Les métiers en santé de niveau intermédiaire

9 propositions

Imposer la démarche métier

Il s'agit de sortir du schéma actuel (un diplôme permet l'exercice d'une profession) pour entrer dans un dispositif de réponse aux besoins. A partir de la définition des besoins, des activités et compétences sont créées au sein d'un métier, une formation, un diplôme.
Ce schéma repose sur la nécessité de moderniser et professionnaliser la fonction Ressources humaines en santé pour permettre une analyse des besoins plus efficace et une meilleure coordination des réponses.

Conforter et développer les métiers socles

Avant d'envisager la création de nouveaux métiers, la mission conseille une mise à plat des métiers existants, leur actualisation régulière ainsi que des besoins de la population. Cette « mise à jour d'un métier existant »* passe par une formation et / ou la VAE (Validation des acquis de l'expérience). La mission revient également sur des cas spécifiques : les spécialisations infirmières, la profession d'assistante dentaire, la fonction de gestion de cabinets médicaux et celle de gestion de plateaux techniques.

Cerner le champ des nouveaux métiers de santé

« Les nouveaux métiers en santé se spécifient par leur champ d'intervention, leur caractère (...) inédit et de haute technicité et par un niveau élevé de compétences et de qualification »*. Les nouvelles professions créées bénéficieront d'une formation intermédiaire (Master - Bac +5), entre les auxiliaires médicaux de formation de type Licence (Bac+3) et les prescripteurs de formation de type Doctorat (Bac +8 minimum). Elles seront exercées dans un cadre réglementaire strict, au sein d'une équipe médicale et paramédicale (au sein d'une maison de santé par exemple) ou selon le contexte législatif (pour un établissement scolaire par exemple).

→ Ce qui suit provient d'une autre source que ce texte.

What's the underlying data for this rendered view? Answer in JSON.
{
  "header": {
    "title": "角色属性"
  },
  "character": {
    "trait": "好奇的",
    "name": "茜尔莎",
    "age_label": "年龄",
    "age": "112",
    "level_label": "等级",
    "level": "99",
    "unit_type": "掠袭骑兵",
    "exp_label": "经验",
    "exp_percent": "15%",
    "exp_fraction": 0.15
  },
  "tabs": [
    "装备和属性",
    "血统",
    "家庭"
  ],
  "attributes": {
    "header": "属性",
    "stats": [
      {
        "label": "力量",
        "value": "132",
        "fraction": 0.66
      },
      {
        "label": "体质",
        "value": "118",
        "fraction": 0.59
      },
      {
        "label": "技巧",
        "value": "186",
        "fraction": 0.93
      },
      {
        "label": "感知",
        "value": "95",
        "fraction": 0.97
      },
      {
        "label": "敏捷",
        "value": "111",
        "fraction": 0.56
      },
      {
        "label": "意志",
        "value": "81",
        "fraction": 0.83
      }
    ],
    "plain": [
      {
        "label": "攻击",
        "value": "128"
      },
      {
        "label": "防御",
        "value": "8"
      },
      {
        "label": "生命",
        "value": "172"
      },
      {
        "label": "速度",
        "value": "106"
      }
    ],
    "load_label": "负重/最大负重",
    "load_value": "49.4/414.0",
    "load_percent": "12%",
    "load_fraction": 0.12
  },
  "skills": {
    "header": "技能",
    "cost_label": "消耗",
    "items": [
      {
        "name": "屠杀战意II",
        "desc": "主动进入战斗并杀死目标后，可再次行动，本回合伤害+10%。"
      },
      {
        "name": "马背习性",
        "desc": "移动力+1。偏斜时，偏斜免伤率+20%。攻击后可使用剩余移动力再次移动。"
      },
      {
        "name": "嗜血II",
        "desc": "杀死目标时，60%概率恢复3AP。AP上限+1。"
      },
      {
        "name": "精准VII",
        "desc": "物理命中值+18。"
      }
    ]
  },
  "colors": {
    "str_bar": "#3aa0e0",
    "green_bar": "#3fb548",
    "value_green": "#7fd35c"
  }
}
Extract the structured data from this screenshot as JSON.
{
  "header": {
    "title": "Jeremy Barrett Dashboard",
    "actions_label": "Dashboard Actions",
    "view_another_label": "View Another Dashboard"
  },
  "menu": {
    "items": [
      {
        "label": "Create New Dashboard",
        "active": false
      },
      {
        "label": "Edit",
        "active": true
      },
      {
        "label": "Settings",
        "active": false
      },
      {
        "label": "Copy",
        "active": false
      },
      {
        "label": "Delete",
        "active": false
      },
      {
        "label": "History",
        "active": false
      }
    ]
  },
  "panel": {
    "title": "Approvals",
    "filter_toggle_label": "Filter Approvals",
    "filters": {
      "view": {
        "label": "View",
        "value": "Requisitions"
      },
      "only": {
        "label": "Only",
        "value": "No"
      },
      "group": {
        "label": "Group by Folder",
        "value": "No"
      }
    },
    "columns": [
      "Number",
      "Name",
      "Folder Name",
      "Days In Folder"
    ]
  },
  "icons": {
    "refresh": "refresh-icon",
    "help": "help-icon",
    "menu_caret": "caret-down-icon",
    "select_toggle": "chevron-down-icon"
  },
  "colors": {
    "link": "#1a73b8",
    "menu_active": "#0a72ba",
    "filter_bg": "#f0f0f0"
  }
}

L'activité de ces nouveaux métiers portera sur le diagnostic, la consultation et la prescription.

Valoriser les parcours professionnels

Il s'agit de « créer des filières cohérentes »* et attractives par la rémunération et la longévité de la carrière du professionnel de santé.

Lancer des programmes nationaux

Il s'agit de « lancer des programmes nationaux s'inscrivant dans le dispositif de coopérations entre professionnels de santé, pour évaluer les nouveaux métiers en santé avant de les référencer comme professions médicales. »*

Encadrer le processus

Il s'agit d'encadrer le processus par :

  • la régularisation du parcours de soins, afin de dégager du temps médical pour les professionnels de santé ;
  • une définition claire de la responsabilité médicale des exerçants, qui sont formés, dont les compétences sont vérifiées et évaluées et aussi grâce à la mise en place d'un double processus de qualité et de sécurité ;
  • l'accès partagé au dossier médical.

Adopter une démarche pragmatique et une méthode participative

En s'appuyant sur l'article 51 de la loi "Hôpital, patient, santé et territoire" et le travail des ARS (Agences régionales de santé) et de l'HAS (Haute autorité de santé), les protocoles nationaux de coopération sont établis puis mis en application et adaptés par les acteurs locaux.
Cette proposition nécessite l'adhésion de tous les acteurs de la santé : les instances sanitaires, les praticiens et les usagers.

Mettre en place des filières universitaires

L'inscription à une formation universitaire de type LMD (Licence - Master - Doctorat) doit être obligatoire pour tous les nouveaux professionnels de santé.

Redonner compétence à l'Etat sur l'ensemble des questions de formation aux professions paramédicales de niveau Licence

Partant du constat du manque d'efficacité du système de compétences croisées pour la formation universitaire (les programmes et certification sont définis par l'Etat, le financement est à la charge de la Région), la mission préconise un retour complet de l'Etat dans la formation avec un renforcement des partenariats avec les instances sanitaires, comme les ARS en région.

 

* Extraits du Rapport relatif aux métiers en santé de niveau intermédiaire.